Fast forward to 2006 and I started working for my Local Authority.
From the start I was bullied incessantly. My depression got worse and it affected my work. I was called “unenthusiastic” by a team leader who couldn’t understand why I spent all day yawning (after 3 straight night’s of little or no sleep). I was micro-managed, subjected to weekly reviews with a panel of managers who kept a tally on every behaviour I displayed. I thought I wasn’t cut out for the politics of working in an office. Had I been feeling better, I might have complained, or raised a grievance, but as it was, I did nothing. Returning to my psychiatrist who asked me to fill in a mood chart, I was finally diagnosed correctly.
Bipolar Disorder
My thoughts were scattered and my mood swings unbearable. I was put on medication, which I willingly took and I started to feel more positive and happy.
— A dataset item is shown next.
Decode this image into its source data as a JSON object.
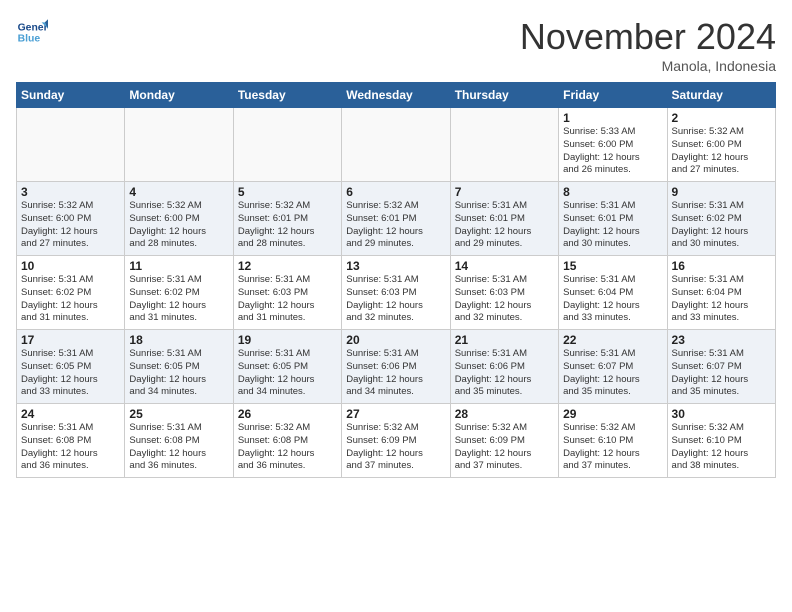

I finally had the confidence to seek therapy, leave my job and start a teacher training degree which I passed. Although I had a few bumps along the way, I managed to get through it thanks to very supportive tutors and mentors… But that’s what they do isn’t it? They are there to be supportive, that’s why they’re teachers – I’m the same.
After I completed my degree, I couldn’t find a job, and I needed cash fast, so I applied for a job at Reed and was placed in a fantastic position in a company who shall remain nameless. As soon as I started work I disclosed my condition. It seemed foolish not to, besides I still had a few weeks of therapy left. I worked hard, came off my medication under the guidance of my doctors and started enjoying life.
But that little spectre never goes away does it? Look at Stephen Fry – He appears stable, he is witty and clever. But in 1995 he essentially quit his job after one day during a Bipolar Episode (actually he left the theatre and didn’t return for four days).”
The paranoia is the worst. I worry about meetings that go on between team leaders which have nothing to do with me. I’m no longer medicated and I’ve started to notice my triggers, but when I see a movie set on a psychiatric ward, or read “The Bell Jar” by Sylvia Plath, when I read Stephen Fry’s hyper tweets or watch him being rapid an interesting on QI I’m reminded that "there but by the grace of God go I."
So to all my Bipolar friends, all my Depressed friends, all my Borderline Personality Disorder friends… We face more challenges than we’d care to disclose – but remember, we need to be there for each other – don’t let it get the best of you and don’t let those dark thoughts stop you seeing the light.